Naarmate de werkelijkheid van de klimaat- en biodiversiteitscrisis ernstiger en urgenter wordt, lijkt het erop alsof velen ervoor kiezen om dat vooral niet te willen zien. De huidige politieke discussies lijken plaats te vinden in een wereld die zijn toekomst vergeet, in de schijnbare illusie dat ze kunnen worden gescheiden van of voorbijgaan aan ecologische kwesties. In het Duits is er een mooi woord voor dat mechanisme: Zukunftvergessenheit.

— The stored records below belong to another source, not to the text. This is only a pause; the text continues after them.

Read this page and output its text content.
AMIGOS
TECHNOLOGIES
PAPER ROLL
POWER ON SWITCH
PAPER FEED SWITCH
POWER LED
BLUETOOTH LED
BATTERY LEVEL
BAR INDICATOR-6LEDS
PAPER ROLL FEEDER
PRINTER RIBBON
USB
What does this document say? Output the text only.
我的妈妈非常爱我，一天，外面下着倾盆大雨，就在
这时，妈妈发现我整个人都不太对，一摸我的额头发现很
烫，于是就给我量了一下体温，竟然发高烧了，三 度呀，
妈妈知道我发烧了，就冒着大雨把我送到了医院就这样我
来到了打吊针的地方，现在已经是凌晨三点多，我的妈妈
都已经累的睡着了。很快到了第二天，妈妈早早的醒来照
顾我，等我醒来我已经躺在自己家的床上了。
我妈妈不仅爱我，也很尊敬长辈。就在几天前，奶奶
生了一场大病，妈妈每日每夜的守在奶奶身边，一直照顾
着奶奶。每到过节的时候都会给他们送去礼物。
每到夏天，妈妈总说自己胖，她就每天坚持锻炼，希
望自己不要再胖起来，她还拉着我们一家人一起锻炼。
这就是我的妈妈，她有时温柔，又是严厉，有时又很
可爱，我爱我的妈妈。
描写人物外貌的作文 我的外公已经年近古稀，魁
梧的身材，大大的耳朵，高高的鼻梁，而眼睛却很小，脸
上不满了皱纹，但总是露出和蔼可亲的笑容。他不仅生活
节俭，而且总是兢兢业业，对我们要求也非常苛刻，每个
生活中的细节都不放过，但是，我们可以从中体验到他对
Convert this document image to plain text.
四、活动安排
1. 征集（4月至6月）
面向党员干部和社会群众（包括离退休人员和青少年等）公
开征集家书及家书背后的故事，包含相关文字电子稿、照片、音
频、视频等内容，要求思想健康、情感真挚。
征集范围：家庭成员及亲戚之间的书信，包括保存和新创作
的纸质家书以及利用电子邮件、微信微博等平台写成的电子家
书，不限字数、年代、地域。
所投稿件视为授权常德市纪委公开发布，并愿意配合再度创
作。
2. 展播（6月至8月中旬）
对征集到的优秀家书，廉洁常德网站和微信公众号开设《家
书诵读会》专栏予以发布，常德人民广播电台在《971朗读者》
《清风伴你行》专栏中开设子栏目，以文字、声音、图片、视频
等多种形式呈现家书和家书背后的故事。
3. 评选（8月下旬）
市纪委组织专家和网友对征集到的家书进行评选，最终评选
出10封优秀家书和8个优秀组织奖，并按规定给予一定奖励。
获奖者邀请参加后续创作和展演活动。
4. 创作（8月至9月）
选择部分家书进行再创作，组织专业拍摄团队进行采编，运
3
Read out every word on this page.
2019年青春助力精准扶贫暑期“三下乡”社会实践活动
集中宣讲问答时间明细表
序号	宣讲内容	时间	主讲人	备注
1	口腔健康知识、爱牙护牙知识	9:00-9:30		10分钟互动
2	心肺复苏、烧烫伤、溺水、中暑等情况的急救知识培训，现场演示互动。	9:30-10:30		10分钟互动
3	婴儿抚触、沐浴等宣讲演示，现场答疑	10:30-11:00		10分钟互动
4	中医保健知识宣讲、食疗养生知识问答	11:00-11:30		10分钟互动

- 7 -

Een ontwikkeling vandaag die toekomstige generaties niet beperkt in de mogelijkheden om in hun eigen behoeften te voorzien, dat is hoe het Brundtland-rapport “duurzame ontwikkeling” omschreef.

Het valt te hopen dat de federale onderhandelaars dit principe niet enkel met de mond belijden maar het daadwerkelijk als leidraad nemen voor het beleid en de begroting. De Federale Raad voor Duurzame Ontwikkeling (FRDO) had daar in de aanloop naar de recente verkiezingen voor gepleit en een aantal aanbevelingen geformuleerd om te komen tot een “samenwerkingsagenda voor een rechtvaardige en duurzame welvaart binnen planetaire grenzen”. Dit houdt onder meer in dat in domeinen als klimaat, energie, mobiliteit en biodiversiteit ingrijpende maatregelen en investeringen nodig zijn om onze toekomst te verzekeren. In dit verband noemt de FRDO 5% van het BBP aan overheidsinvesteringen tegen 2030 als streefdoel, en pleit voor een coöperatief federalisme met een betere, elkaar versterkende, samenwerking tussen de beleidsniveaus om de doelstellingen te bereiken.

De oproep van middenveldorganisaties en wetenschappers aan de politici is duidelijk: werk een beleid en begroting uit die onze toekomst (en die van onze kinderen) niet hypothekeren maar integendeel actief voorbereiden.

Patrick Dupriez is voorzitter van de Federale Raad voor Duurzame Ontwikkeling. HIj schrijft deze bijdrage in eigen naam.